Accomplished poet Fady Joudah held a reading in the Frank Manor House on April 1. At the reading, he recited poems from his most recent book, “Footnotes in the Order of Disappearance: Poems.”
Joudah won the Yale Series of Younger Poets competition in 2007 and has since won multiple other awards for his writing, including a PEN Award, a Banpal/TLS Prize, the Griffin Poetry Prize and a Guggenheim fellowship. Along with being a decorated poet, he works as a physician and a translator.
Joudah’s poetic style is revolutionary in the face of poetic traditions. In fact, his work can lead one to question the purpose of poetry altogether. When reading his poetry, one must dismiss the popular notion that cohesiveness and clear meaning are the key ingredients to good poetry. Instead, the reader is forced to embrace the lyricality of his style in order to appreciate his work for what it is. The meanings of each line are meant to be lingered upon, constantly questioned and uncertain.
At the reading, Joudah spoke to how he aims to challenge the conceptions of what poetry and books should be.
“We feel compelled to submit to an idea of what a book is,” Joudah said. “It worries me in how much unity we want.”
Indeed, Joudah’s style is nonlinear and sporadic, rebelling against preconceived notions that writing should be linear. Thus, his poetry is difficult for many readers to interpret.
Joudah’s career as a doctor greatly influences his poetry, as many of his poems contain niche medical jargon. Therefore, unless a reader is familiar with this terminology, a dictionary is a necessary tool to use while reading his book. Many of Joudah’s poems are about his experiences in the medical field. While the creative realm of writing poetry is certainly worlds apart from practicing medicine, Joudah manages to blend these two fields together in a fascinating manner.
Another frequent topic in Joudah’s poetry is his Palestinian heritage. Many of his poems tell stories of both his personal experience with dual nationalities and experiences of other Palestinian immigrants.

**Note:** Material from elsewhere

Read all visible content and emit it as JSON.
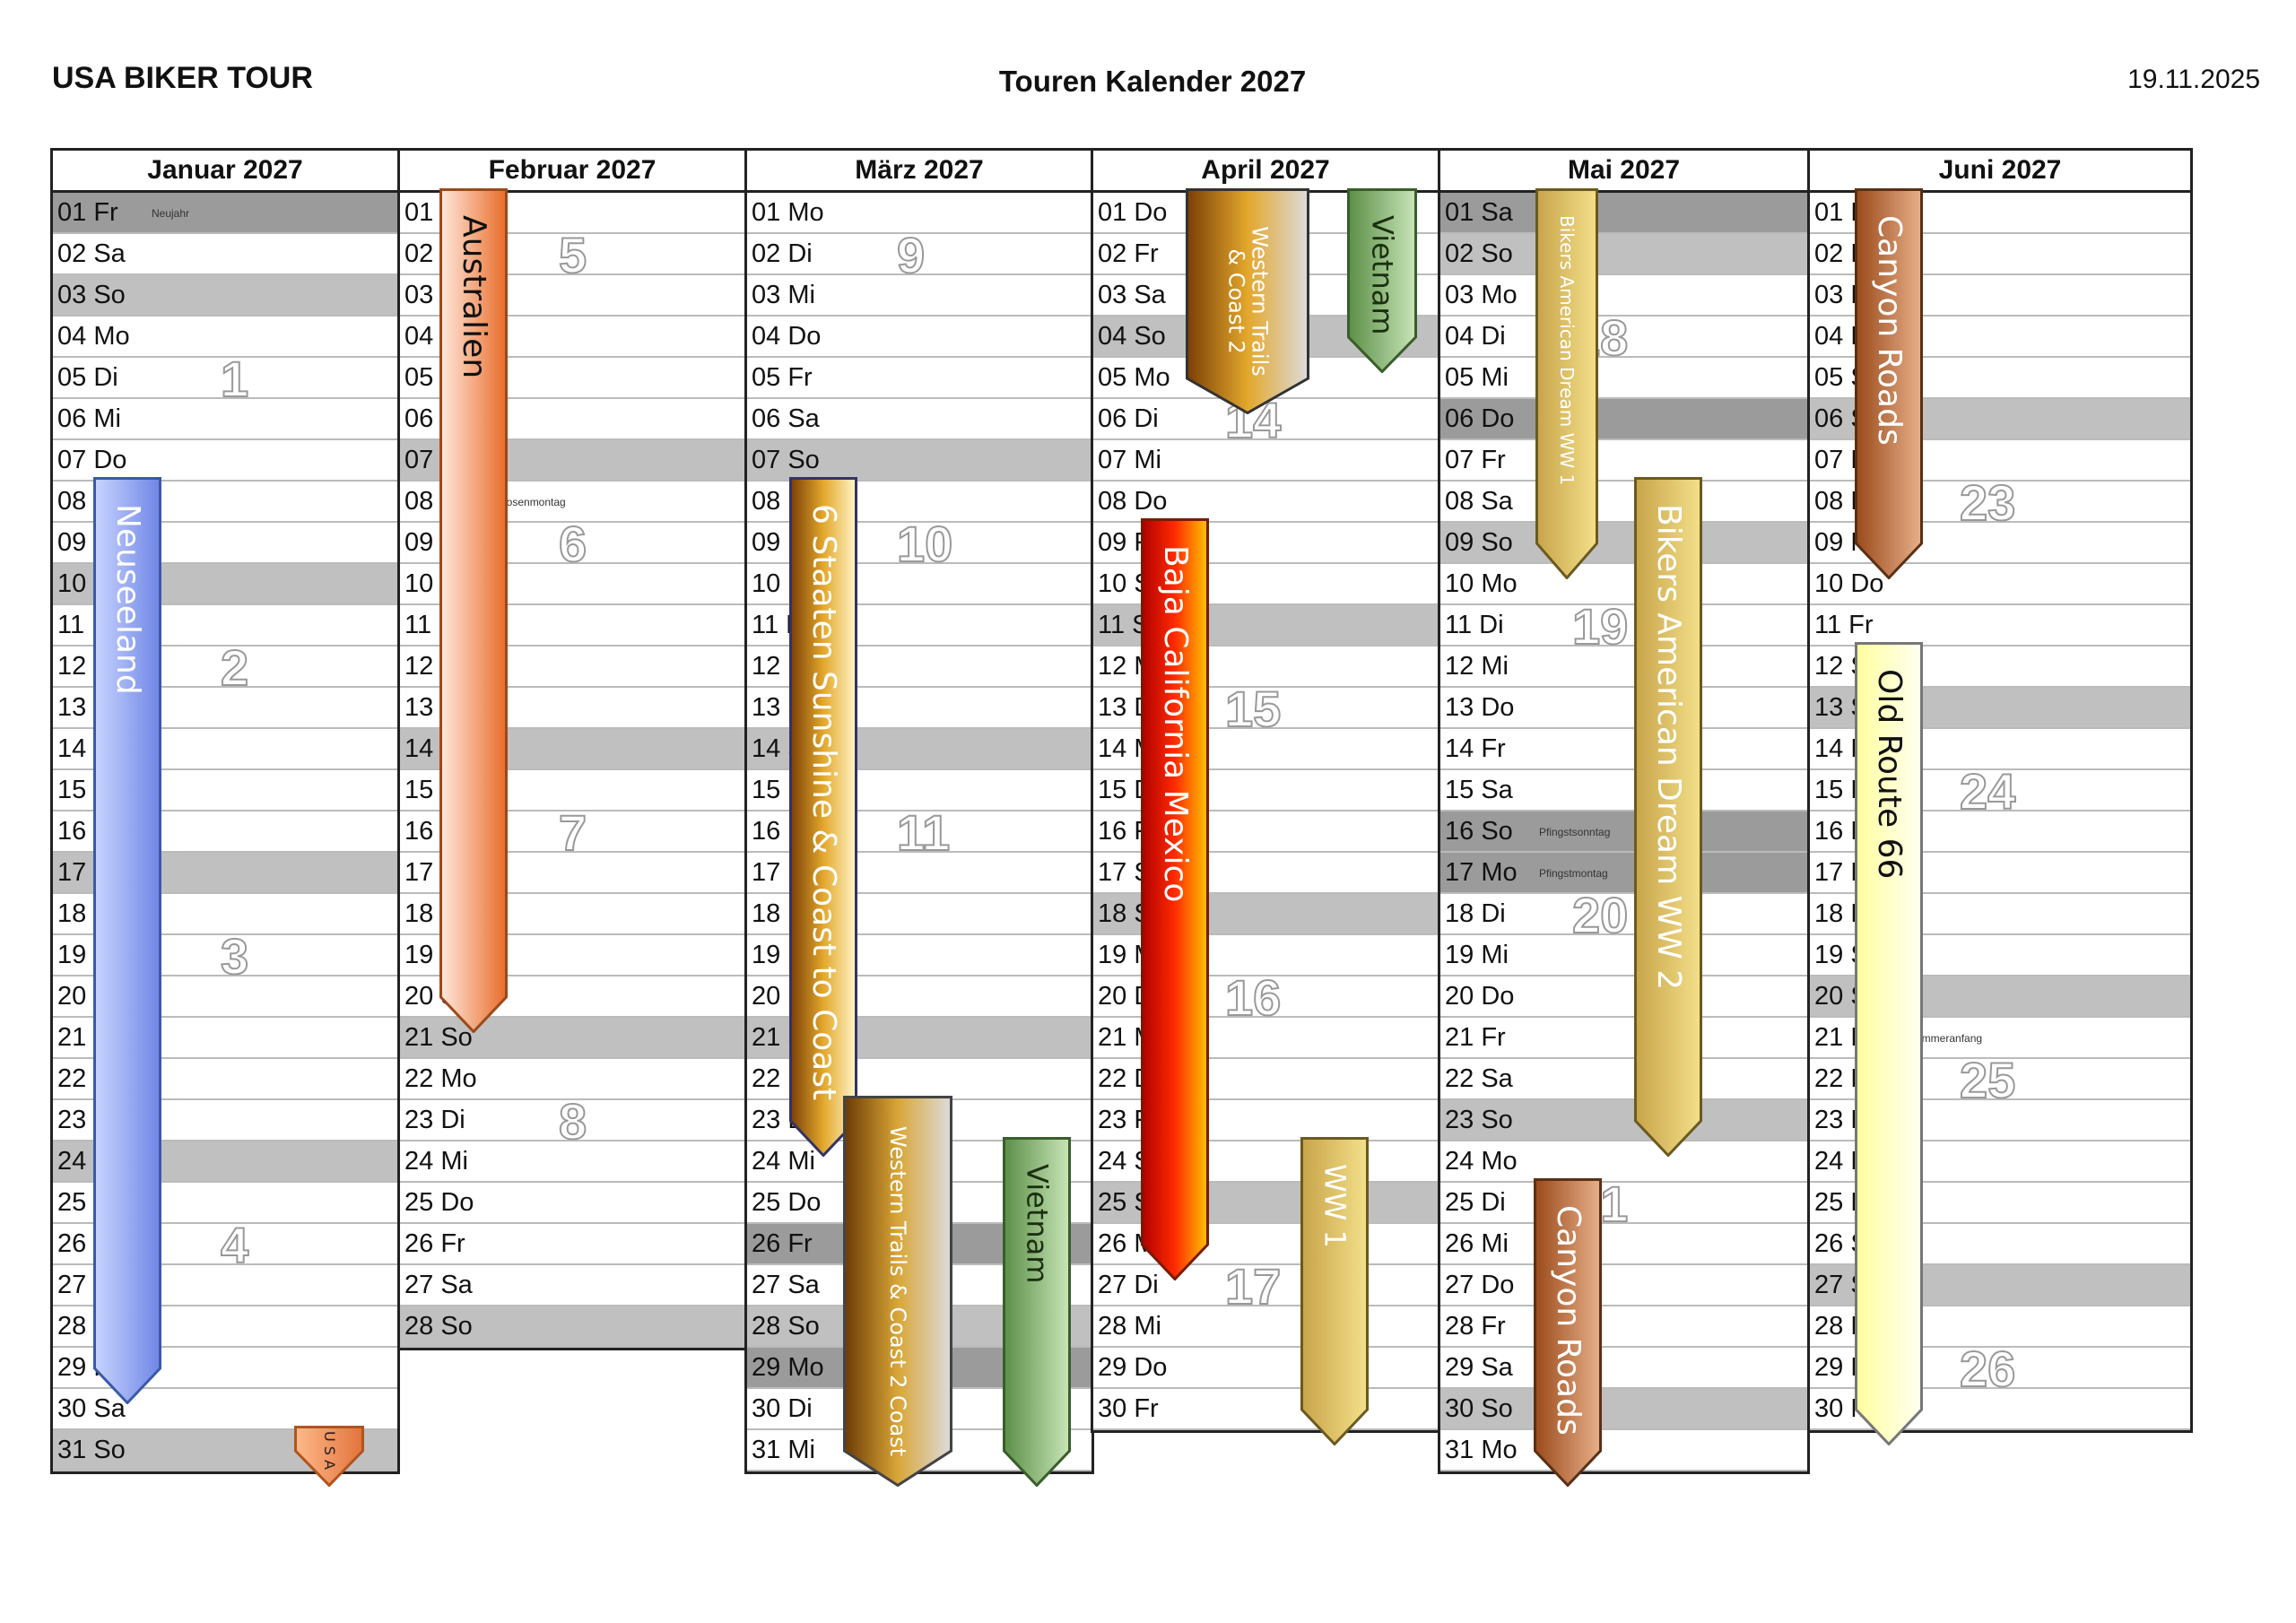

For example, at the reading he elaborated on his intent in writing the poem “Alignment,” which begins with the line, “For decades you thought you were a Scorpio until your sister informed you, according to one birth certificate, you were a Sagittarius.” He explained that many immigrants don’t know the exact day of their birth, and when arriving to another country they often provide the wrong date because they have no formal records.
The personal meanings that lie within Joudah’s poetry combined with his mesmerizing lyricality render his poems intensely vulnerable. His poetry is guaranteed to simultaneously confound and deeply touch any reader.